During the breath retention, with large amounts of adrenaline circulating through our bodies, we also have to remain calm. This can help us manage stress, whether it is caused by cold water or otherwise. This, combined with the energising effects of the cold, can leave us feeling elated and better able to tackle the day. It can also help us to understand why people might be willing to brave an ice bath on a dark and cold Bondi morning.
A survey led by RMIT University of more than 3,000 people around the world found that those who practised Hof’s method experienced feeling more energy and focus, and less stress and anxiety. In a separate study, researchers scanned Hof’s brain before and after practising his method while being exposed to cold designed to create mild hypothermia. The scans showed that his method enabled him to activate a stress-induced pain-relieving response in the brain. He was also able to activate parts of the brain that are uniquely associated with self-reflection, and which facilitate both internal focus and sustained attention in the presence of stressful stimuli, the researchers said.
The conclusion was that there’s a “compelling possibility” that Hof’s method might allow practitioners to develop a “higher level of control over key components of the autonomous system”. This could, the researchers said, become a lifestyle intervention that might ameliorate multiple clinical syndromes.

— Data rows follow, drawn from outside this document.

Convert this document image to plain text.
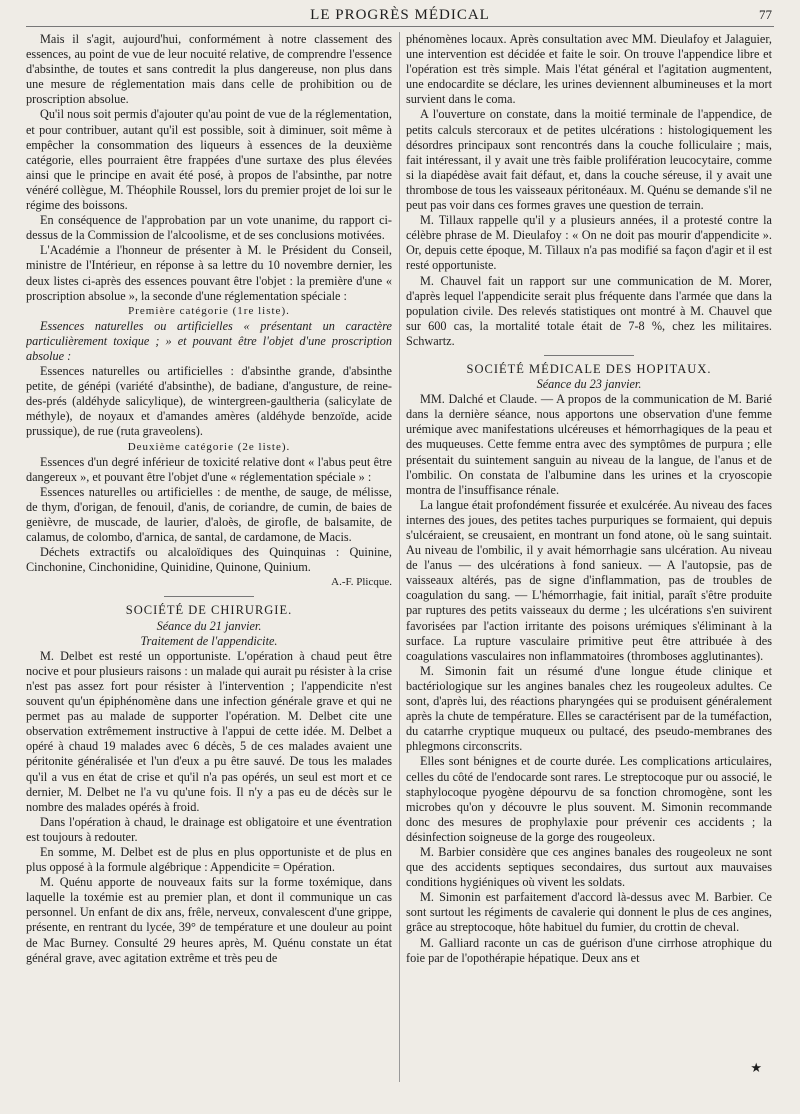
LE PROGRÈS MÉDICAL	77

Mais il s'agit, aujourd'hui, conformément à notre classement des essences, au point de vue de leur nocuité relative, de comprendre l'essence d'absinthe, de toutes et sans contredit la plus dangereuse, non plus dans une mesure de réglementation mais dans celle de prohibition ou de proscription absolue.

Qu'il nous soit permis d'ajouter qu'au point de vue de la réglementation, et pour contribuer, autant qu'il est possible, soit à diminuer, soit même à empêcher la consommation des liqueurs à essences de la deuxième catégorie, elles pourraient être frappées d'une surtaxe des plus élevées ainsi que le principe en avait été posé, à propos de l'absinthe, par notre vénéré collègue, M. Théophile Roussel, lors du premier projet de loi sur le régime des boissons.

En conséquence de l'approbation par un vote unanime, du rapport ci-dessus de la Commission de l'alcoolisme, et de ses conclusions motivées.

L'Académie a l'honneur de présenter à M. le Président du Conseil, ministre de l'Intérieur, en réponse à sa lettre du 10 novembre dernier, les deux listes ci-après des essences pouvant être l'objet : la première d'une « proscription absolue », la seconde d'une réglementation spéciale :

Première catégorie (1re liste).

Essences naturelles ou artificielles « présentant un caractère particulièrement toxique ; » et pouvant être l'objet d'une proscription absolue :

Essences naturelles ou artificielles : d'absinthe grande, d'absinthe petite, de génépi (variété d'absinthe), de badiane, d'angusture, de reine-des-prés (aldéhyde salicylique), de wintergreen-gaultheria (salicylate de méthyle), de noyaux et d'amandes amères (aldéhyde benzoïde, acide prussique), de rue (ruta graveolens).

Deuxième catégorie (2e liste).

Essences d'un degré inférieur de toxicité relative dont « l'abus peut être dangereux », et pouvant être l'objet d'une « réglementation spéciale » :

Essences naturelles ou artificielles : de menthe, de sauge, de mélisse, de thym, d'origan, de fenouil, d'anis, de coriandre, de cumin, de baies de genièvre, de muscade, de laurier, d'aloès, de girofle, de balsamite, de calamus, de colombo, d'arnica, de santal, de cardamone, de Macis.

Déchets extractifs ou alcaloïdiques des Quinquinas : Quinine, Cinchonine, Cinchonidine, Quinidine, Quinone, Quinium.

A.-F. Plicque.

SOCIÉTÉ DE CHIRURGIE.

Séance du 21 janvier.

Traitement de l'appendicite.

M. Delbet est resté un opportuniste. L'opération à chaud peut être nocive et pour plusieurs raisons : un malade qui aurait pu résister à la crise n'est pas assez fort pour résister à l'intervention ; l'appendicite n'est souvent qu'un épiphénomène dans une infection générale grave et qui ne permet pas au malade de supporter l'opération. M. Delbet cite une observation extrêmement instructive à l'appui de cette idée. M. Delbet a opéré à chaud 19 malades avec 6 décès, 5 de ces malades avaient une péritonite généralisée et l'un d'eux a pu être sauvé. De tous les malades qu'il a vus en état de crise et qu'il n'a pas opérés, un seul est mort et ce dernier, M. Delbet ne l'a vu qu'une fois. Il n'y a pas eu de décès sur le nombre des malades opérés à froid.

Dans l'opération à chaud, le drainage est obligatoire et une éventration est toujours à redouter.

En somme, M. Delbet est de plus en plus opportuniste et de plus en plus opposé à la formule algébrique : Appendicite = Opération.

M. Quénu apporte de nouveaux faits sur la forme toxémique, dans laquelle la toxémie est au premier plan, et dont il communique un cas personnel. Un enfant de dix ans, frêle, nerveux, convalescent d'une grippe, présente, en rentrant du lycée, 39° de température et une douleur au point de Mac Burney. Consulté 29 heures après, M. Quénu constate un état général grave, avec agitation extrême et très peu de

phénomènes locaux. Après consultation avec MM. Dieulafoy et Jalaguier, une intervention est décidée et faite le soir. On trouve l'appendice libre et l'opération est très simple. Mais l'état général et l'agitation augmentent, une endocardite se déclare, les urines deviennent albumineuses et la mort survient dans le coma.

A l'ouverture on constate, dans la moitié terminale de l'appendice, de petits calculs stercoraux et de petites ulcérations : histologiquement les désordres principaux sont rencontrés dans la couche folliculaire ; mais, fait intéressant, il y avait une très faible prolifération leucocytaire, comme si la diapédèse avait fait défaut, et, dans la couche séreuse, il y avait une thrombose de tous les vaisseaux péritonéaux. M. Quénu se demande s'il ne peut pas voir dans ces formes graves une question de terrain.

M. Tillaux rappelle qu'il y a plusieurs années, il a protesté contre la célèbre phrase de M. Dieulafoy : « On ne doit pas mourir d'appendicite ». Or, depuis cette époque, M. Tillaux n'a pas modifié sa façon d'agir et il est resté opportuniste.

M. Chauvel fait un rapport sur une communication de M. Morer, d'après lequel l'appendicite serait plus fréquente dans l'armée que dans la population civile. Des relevés statistiques ont montré à M. Chauvel que sur 600 cas, la mortalité totale était de 7-8 %, chez les militaires. Schwartz.

SOCIÉTÉ MÉDICALE DES HOPITAUX.

Séance du 23 janvier.

MM. Dalché et Claude. — A propos de la communication de M. Barié dans la dernière séance, nous apportons une observation d'une femme urémique avec manifestations ulcéreuses et hémorrhagiques de la peau et des muqueuses. Cette femme entra avec des symptômes de purpura ; elle présentait du suintement sanguin au niveau de la langue, de l'anus et de l'ombilic. On constata de l'albumine dans les urines et la cryoscopie montra de l'insuffisance rénale.

La langue était profondément fissurée et exulcérée. Au niveau des faces internes des joues, des petites taches purpuriques se formaient, qui depuis s'ulcéraient, se creusaient, en montrant un fond atone, où le sang suintait. Au niveau de l'ombilic, il y avait hémorrhagie sans ulcération. Au niveau de l'anus — des ulcérations à fond sanieux. — A l'autopsie, pas de vaisseaux altérés, pas de signe d'inflammation, pas de troubles de coagulation du sang. — L'hémorrhagie, fait initial, paraît s'être produite par ruptures des petits vaisseaux du derme ; les ulcérations s'en suivirent favorisées par l'action irritante des poisons urémiques s'éliminant à la surface. La rupture vasculaire primitive peut être attribuée à des coagulations vasculaires non inflammatoires (thromboses agglutinantes).

M. Simonin fait un résumé d'une longue étude clinique et bactériologique sur les angines banales chez les rougeoleux adultes. Ce sont, d'après lui, des réactions pharyngées qui se produisent généralement après la chute de température. Elles se caractérisent par de la tuméfaction, du catarrhe cryptique muqueux ou pultacé, des pseudo-membranes des phlegmons circonscrits.

Elles sont bénignes et de courte durée. Les complications articulaires, celles du côté de l'endocarde sont rares. Le streptocoque pur ou associé, le staphylocoque pyogène dépourvu de sa fonction chromogène, sont les microbes qu'on y découvre le plus souvent. M. Simonin recommande donc des mesures de prophylaxie pour prévenir ces accidents ; la désinfection soigneuse de la gorge des rougeoleux.

M. Barbier considère que ces angines banales des rougeoleux ne sont que des accidents septiques secondaires, dus surtout aux mauvaises conditions hygiéniques où vivent les soldats.

M. Simonin est parfaitement d'accord là-dessus avec M. Barbier. Ce sont surtout les régiments de cavalerie qui donnent le plus de ces angines, grâce au streptocoque, hôte habituel du fumier, du crottin de cheval.

M. Galliard raconte un cas de guérison d'une cirrhose atrophique du foie par de l'opothérapie hépatique. Deux ans et

★
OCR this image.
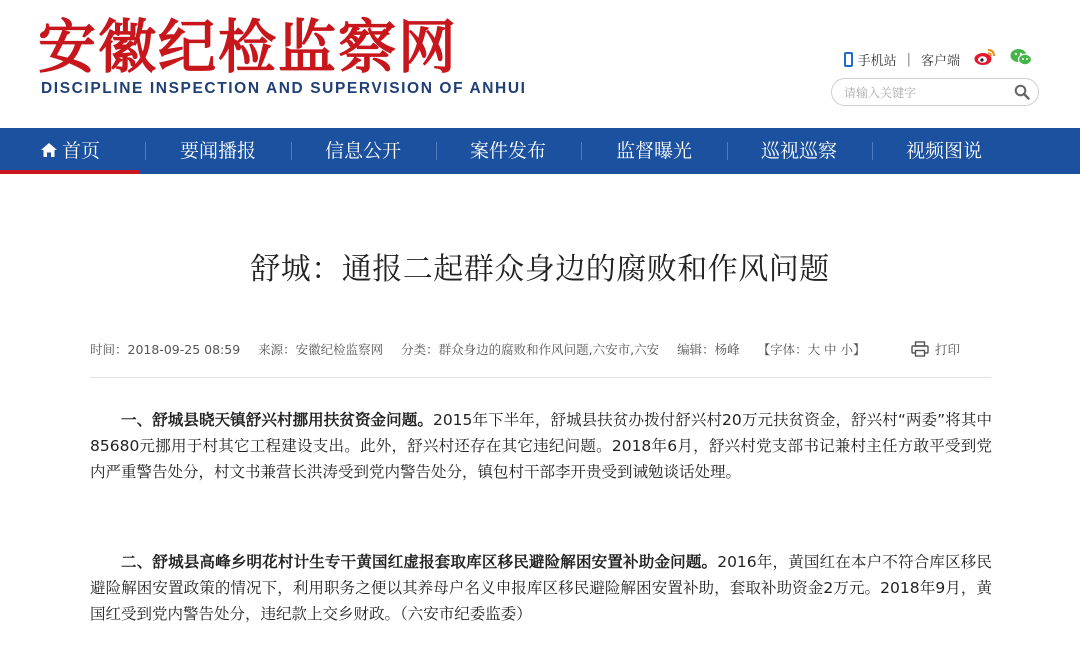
安徽纪检监察网
DISCIPLINE INSPECTION AND SUPERVISION OF ANHUI
手机站 | 客户端
请输入关键字
首页	要闻播报	信息公开	案件发布	监督曝光	巡视巡察	视频图说
舒城：通报二起群众身边的腐败和作风问题
时间：2018-09-25 08:59 来源：安徽纪检监察网 分类：群众身边的腐败和作风问题,六安市,六安 编辑：杨峰 【字体：大 中 小】	打印

一、舒城县晓天镇舒兴村挪用扶贫资金问题。2015年下半年，舒城县扶贫办拨付舒兴村20万元扶贫资金，舒兴村“两委”将其中85680元挪用于村其它工程建设支出。此外，舒兴村还存在其它违纪问题。2018年6月，舒兴村党支部书记兼村主任方敢平受到党内严重警告处分，村文书兼营长洪涛受到党内警告处分，镇包村干部李开贵受到诫勉谈话处理。

二、舒城县高峰乡明花村计生专干黄国红虚报套取库区移民避险解困安置补助金问题。2016年，黄国红在本户不符合库区移民避险解困安置政策的情况下，利用职务之便以其养母户名义申报库区移民避险解困安置补助，套取补助资金2万元。2018年9月，黄国红受到党内警告处分，违纪款上交乡财政。（六安市纪委监委）
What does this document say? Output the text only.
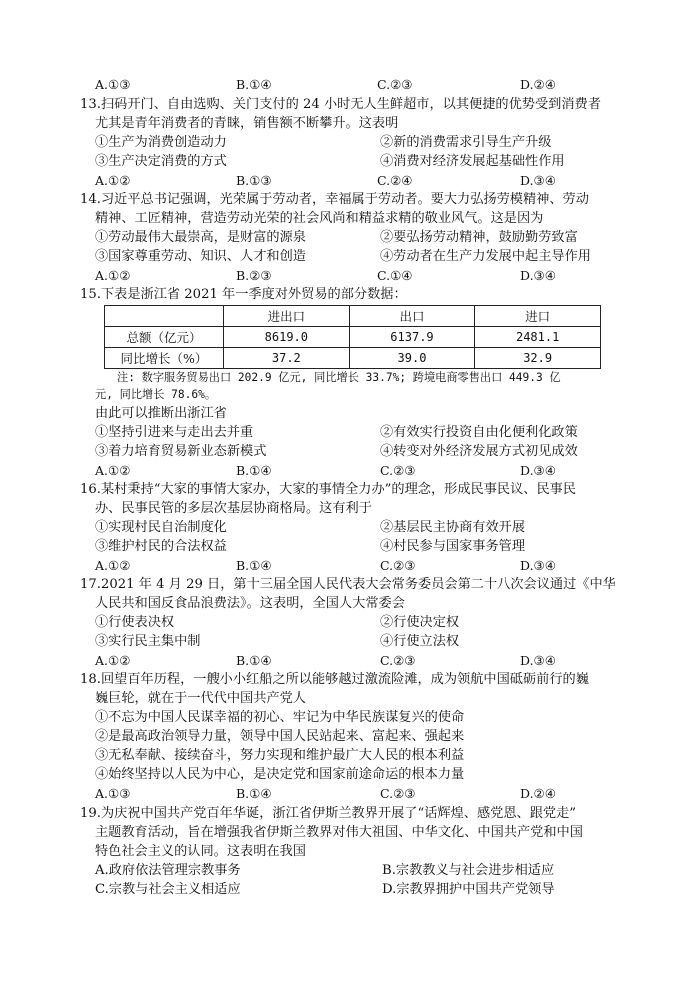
A.①③	B.①④	C.②③	D.②④
13.扫码开门、自由选购、关门支付的 24 小时无人生鲜超市，以其便捷的优势受到消费者
尤其是青年消费者的青睐，销售额不断攀升。这表明
①生产为消费创造动力	②新的消费需求引导生产升级
③生产决定消费的方式	④消费对经济发展起基础性作用
A.①②	B.①③	C.②④	D.③④
14.习近平总书记强调，光荣属于劳动者，幸福属于劳动者。要大力弘扬劳模精神、劳动
精神、工匠精神，营造劳动光荣的社会风尚和精益求精的敬业风气。这是因为
①劳动最伟大最崇高，是财富的源泉	②要弘扬劳动精神，鼓励勤劳致富
③国家尊重劳动、知识、人才和创造	④劳动者在生产力发展中起主导作用
A.①②	B.②③	C.①④	D.③④
15.下表是浙江省 2021 年一季度对外贸易的部分数据：
	进出口	出口	进口
总额（亿元）	8619.0	6137.9	2481.1
同比增长（%）	37.2	39.0	32.9
注: 数字服务贸易出口 202.9 亿元, 同比增长 33.7%; 跨境电商零售出口 449.3 亿
元, 同比增长 78.6%。
由此可以推断出浙江省
①坚持引进来与走出去并重	②有效实行投资自由化便利化政策
③着力培育贸易新业态新模式	④转变对外经济发展方式初见成效
A.①②	B.①④	C.②③	D.③④
16.某村秉持“大家的事情大家办，大家的事情全力办”的理念，形成民事民议、民事民
办、民事民管的多层次基层协商格局。这有利于
①实现村民自治制度化	②基层民主协商有效开展
③维护村民的合法权益	④村民参与国家事务管理
A.①②	B.①④	C.②③	D.③④
17.2021 年 4 月 29 日，第十三届全国人民代表大会常务委员会第二十八次会议通过《中华
人民共和国反食品浪费法》。这表明，全国人大常委会
①行使表决权	②行使决定权
③实行民主集中制	④行使立法权
A.①②	B.①④	C.②③	D.③④
18.回望百年历程，一艘小小红船之所以能够越过激流险滩，成为领航中国砥砺前行的巍
巍巨轮，就在于一代代中国共产党人
①不忘为中国人民谋幸福的初心、牢记为中华民族谋复兴的使命
②是最高政治领导力量，领导中国人民站起来、富起来、强起来
③无私奉献、接续奋斗，努力实现和维护最广大人民的根本利益
④始终坚持以人民为中心，是决定党和国家前途命运的根本力量
A.①③	B.①④	C.②③	D.②④
19.为庆祝中国共产党百年华诞，浙江省伊斯兰教界开展了“话辉煌、感党恩、跟党走”
主题教育活动，旨在增强我省伊斯兰教界对伟大祖国、中华文化、中国共产党和中国
特色社会主义的认同。这表明在我国
A.政府依法管理宗教事务	B.宗教教义与社会进步相适应
C.宗教与社会主义相适应	D.宗教界拥护中国共产党领导
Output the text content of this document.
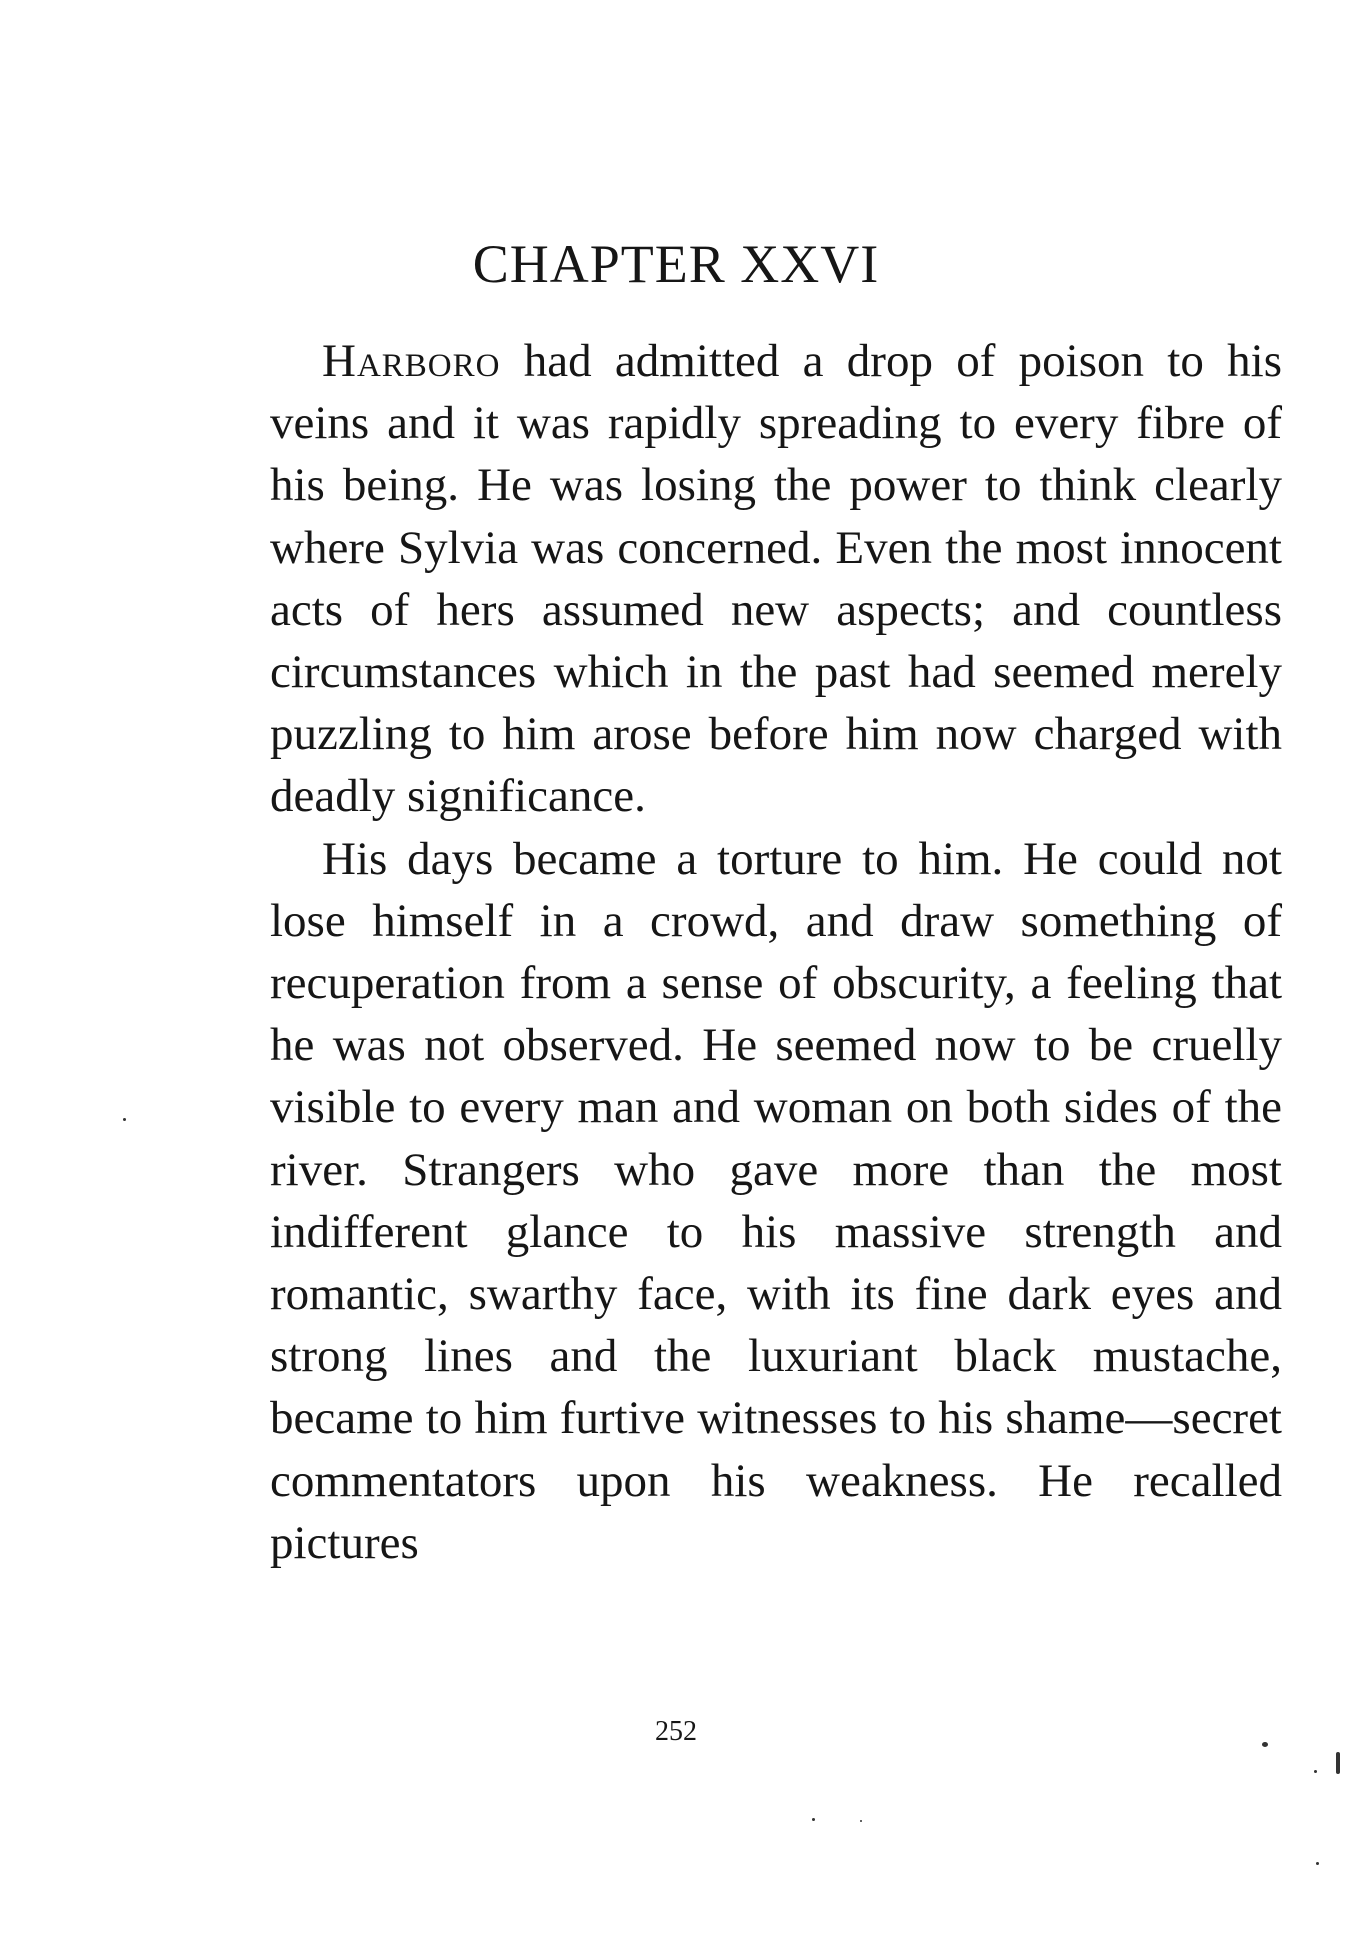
CHAPTER XXVI

Harboro had admitted a drop of poison to his veins and it was rapidly spreading to every fibre of his being. He was losing the power to think clearly where Sylvia was concerned. Even the most innocent acts of hers assumed new aspects; and countless circumstances which in the past had seemed merely puzzling to him arose before him now charged with deadly significance.

His days became a torture to him. He could not lose himself in a crowd, and draw something of recuperation from a sense of obscurity, a feeling that he was not observed. He seemed now to be cruelly visible to every man and woman on both sides of the river. Strangers who gave more than the most indifferent glance to his massive strength and romantic, swarthy face, with its fine dark eyes and strong lines and the luxuriant black mustache, became to him furtive witnesses to his shame—secret commentators upon his weakness. He recalled pictures

252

Hof has come to realise that maybe he is not such an anomaly after all: he is not the only one who can consciously influence their autonomic nervous system to change the way they feel and the way their body responds to stress: we all can.
Just maybe, in the end, it is also about our mindset, which all sports professionals know comes from pushing ourselves beyond our comfort zones. As Hof finishes his session at Human Kind, he calls to the crowd: “Let’s say this together: ‘We can change the world.’ ”
And they all call back.
Follow the expert health guidance if attempting any of the practices described.